Já era noite no castelo de Arlon. Uma jovem elfa de apenas sete anos se encontrava aconchegada debaixo dos lençóis esperando sua mãe lhe dar um beijo de boa noite. Qualquer um que olhasse aquela menina saberia que ela não era uma elfa comum. Ela possuía uma alteração genética rara, algo como um albinismo invertido. Em vez da pele branca e sem pigmentos dos albinos, os portadores daquela alteração possuíam uma pele escura, em vários tons diferentes, e cabelos que variavam do prata ao preto. No caso dessa menina, em específico, ela possuía cabelos prateados que brilhavam sob a luz do luar que entrava pelas frestas da cortina e uma pele marrom, num tom quase de chocolate ao leite.
A porta do quarto se abriu. A menina abriu um grande sorriso e disse:
– Boa noite, mãe.
– Como sabias que era eu, filha? – perguntou a princesa Galawel.
– Vovó me disse que irias vir me dar boa noite – sorriu novamente a menina.
– Certo, certo. Então boa noite, filhota.
– Mãe?
– Sim?
– Me conta uma história?
– Uma história, filha? Qual?
– De quando me achastes com frio e chorando e me acolhestes, me prometendo que seria minha mãe para sempre.
– Filha, você até sabe de cor o que eu costumo falar. Tens certeza de que não queres outra história?
– Não – sorriu ela.
– Ok, ok, você venceu.
A princesa sentou-se na cama, junto da filha, fez um cafuné nos seus cabelos prateados, pegou um pouco de fôlego e começou a falar:
– Já fazem quase sete anos que lhe encontrei. Era um final de tarde, eu e sua avó passeávamos por um bairro na periferia da cidade, famoso por seus ateliês de roupa, procurando roupas novas para nós e também para os seus irmãos.
– Mãe?
– Sim?
– Não era perigoso duas princesas andarem assim, sozinhas, carregando dinheiro? Vovô vive dizendo para eu tomar cuidado com estranhos.

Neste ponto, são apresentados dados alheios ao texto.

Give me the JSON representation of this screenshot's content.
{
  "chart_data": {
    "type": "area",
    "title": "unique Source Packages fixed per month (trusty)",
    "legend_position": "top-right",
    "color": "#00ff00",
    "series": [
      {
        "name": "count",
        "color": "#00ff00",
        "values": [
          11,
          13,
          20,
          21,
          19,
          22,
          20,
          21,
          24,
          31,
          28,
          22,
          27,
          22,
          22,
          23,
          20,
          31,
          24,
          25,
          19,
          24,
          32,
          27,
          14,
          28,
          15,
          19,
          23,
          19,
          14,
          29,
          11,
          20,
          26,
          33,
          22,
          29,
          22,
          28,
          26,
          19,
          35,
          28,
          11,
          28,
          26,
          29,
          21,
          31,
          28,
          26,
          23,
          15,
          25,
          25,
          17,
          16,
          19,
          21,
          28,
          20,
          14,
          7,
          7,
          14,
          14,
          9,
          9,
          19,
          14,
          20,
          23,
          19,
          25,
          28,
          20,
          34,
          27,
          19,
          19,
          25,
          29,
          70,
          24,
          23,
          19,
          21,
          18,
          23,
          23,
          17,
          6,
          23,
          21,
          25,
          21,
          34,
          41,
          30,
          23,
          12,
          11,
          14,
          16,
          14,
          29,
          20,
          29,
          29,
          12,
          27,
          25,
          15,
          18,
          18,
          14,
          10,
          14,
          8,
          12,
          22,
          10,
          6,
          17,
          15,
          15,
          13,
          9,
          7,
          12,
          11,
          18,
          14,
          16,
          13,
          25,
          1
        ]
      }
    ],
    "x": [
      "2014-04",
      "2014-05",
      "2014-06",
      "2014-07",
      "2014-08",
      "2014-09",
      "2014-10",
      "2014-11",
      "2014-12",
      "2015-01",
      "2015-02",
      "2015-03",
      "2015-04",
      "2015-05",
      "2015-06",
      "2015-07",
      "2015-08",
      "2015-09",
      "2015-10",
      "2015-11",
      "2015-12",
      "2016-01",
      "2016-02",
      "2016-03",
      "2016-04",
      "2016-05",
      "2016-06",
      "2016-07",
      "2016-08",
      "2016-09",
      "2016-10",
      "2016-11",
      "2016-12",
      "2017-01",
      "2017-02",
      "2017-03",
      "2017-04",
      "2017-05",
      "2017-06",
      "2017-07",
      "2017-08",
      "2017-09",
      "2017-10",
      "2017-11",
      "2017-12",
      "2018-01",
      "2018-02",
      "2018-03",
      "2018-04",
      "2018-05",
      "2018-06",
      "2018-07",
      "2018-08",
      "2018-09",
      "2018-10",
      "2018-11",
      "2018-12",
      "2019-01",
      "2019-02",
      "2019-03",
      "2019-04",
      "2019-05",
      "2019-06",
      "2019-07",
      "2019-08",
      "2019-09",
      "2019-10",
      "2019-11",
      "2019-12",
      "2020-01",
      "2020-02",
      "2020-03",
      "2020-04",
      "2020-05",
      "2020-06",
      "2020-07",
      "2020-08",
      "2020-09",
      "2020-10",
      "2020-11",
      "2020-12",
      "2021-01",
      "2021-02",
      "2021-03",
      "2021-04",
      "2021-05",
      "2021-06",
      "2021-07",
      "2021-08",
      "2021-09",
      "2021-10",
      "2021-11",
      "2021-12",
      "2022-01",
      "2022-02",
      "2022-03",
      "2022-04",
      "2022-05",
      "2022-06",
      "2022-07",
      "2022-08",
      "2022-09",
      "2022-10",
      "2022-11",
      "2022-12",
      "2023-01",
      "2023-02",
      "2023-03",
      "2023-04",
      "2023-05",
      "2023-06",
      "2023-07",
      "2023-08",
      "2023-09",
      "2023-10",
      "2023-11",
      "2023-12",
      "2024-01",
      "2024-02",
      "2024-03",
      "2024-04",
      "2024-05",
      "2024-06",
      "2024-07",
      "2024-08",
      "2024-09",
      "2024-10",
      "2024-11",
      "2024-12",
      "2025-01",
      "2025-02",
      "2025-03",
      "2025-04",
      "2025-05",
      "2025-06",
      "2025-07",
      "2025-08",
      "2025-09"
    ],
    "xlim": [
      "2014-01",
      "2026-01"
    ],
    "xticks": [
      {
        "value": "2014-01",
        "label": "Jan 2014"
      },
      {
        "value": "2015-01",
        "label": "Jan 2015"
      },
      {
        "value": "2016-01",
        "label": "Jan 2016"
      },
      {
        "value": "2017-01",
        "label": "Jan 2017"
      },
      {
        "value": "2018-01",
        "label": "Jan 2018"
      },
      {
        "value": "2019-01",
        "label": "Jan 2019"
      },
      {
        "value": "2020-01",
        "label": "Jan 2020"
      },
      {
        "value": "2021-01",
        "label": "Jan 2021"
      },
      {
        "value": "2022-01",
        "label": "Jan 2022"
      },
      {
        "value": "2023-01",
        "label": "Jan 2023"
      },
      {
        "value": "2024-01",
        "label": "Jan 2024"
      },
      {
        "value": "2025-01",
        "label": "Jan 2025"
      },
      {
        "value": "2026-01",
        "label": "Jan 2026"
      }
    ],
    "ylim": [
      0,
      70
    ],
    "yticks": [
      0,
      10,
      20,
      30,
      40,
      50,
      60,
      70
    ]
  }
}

– Seu avô é super protetor, filha. E, acredite, filha, poucas pessoas teriam coragem de provocar a mim e à sua avó.
– Sério?
– Sério. Posso retomar a história?
– Claro – sorriu a menina.
– Já era final da tarde, o sol se punha e uma garoa fina começava a cair. Caminhávamos em direção aonde estava o coche que nos esperava para nos levar ao palácio quando escutei um choro. Deixei as compras com a sua avó e fui em direção ao som. Lá, num grande cesto de vime, encontrei você, chorando, suja, enrolada numa manta esfarrapada. Eu não pensei duas vezes: peguei você no colo e a acalmei e você logo dormiu em meus braços. Quando voltei para onde minha mãe me esperava, já havia tomado a decisão de cuidar de ti como tenho feito até hoje.
– Mãe, eu nunca perguntei isso mas porque a minha outra mãe me jogou fora? A senhora sabe?
Galawel coçou a cabeça, sem graça, como se não soubesse o que responder. Por fim ela respirou fundo, como se tomasse coragem e respondeu:
– As pessoas são tolas, são supersticiosas, minha filha. O povo costuma dizer que elfos como você, de pele morena, dão azar.
– E eu dou azar, mãe? Isso é verdade? – perguntou a menina, triste.
– Que bobagem, filha – disse Galawel, abraçando a menina e encostando a cabeça dela contra o seu peito. – Você nunca me deu azar, Ártemis, você é um presente que a vida me deu. Você e seus irmãos, Tristan e Diana, são o meu tesouro, eu não trocaria vocês por nada desse mundo, viu?
– Tá – disse a menina, com um ar um pouco triste mas já esboçando um sorriso.
– E nunca, mas nunca aceite que alguém diga que você dá azar, ok?
– Tá bom. Mas o que eu faço se a pessoa insistir nisso? Bato nela?
– Não, claro que não filha, violência nunca é a melhor resposta. Se alguém te perseguir por causa da sua aparência, venha falar comigo. Ou melhor, fale com meus pais, seus avós. Garanto que eles terão um jeito todo especial para lidar com essa pessoa.
– Conhecendo o vovô, já até imagino qual seja o jeito….
A princesa começou a rir alto diante do comentário da filha.
– Filha, como diria o seu avô, você é uma figura. Boa noite, meu amor e sonhe com os anjos.
– Boa noite, mãe.
Galawel arrumou as cobertas sobre a filha, beijou a testa dela e saiu do quarto, fechando a porta com cuidado.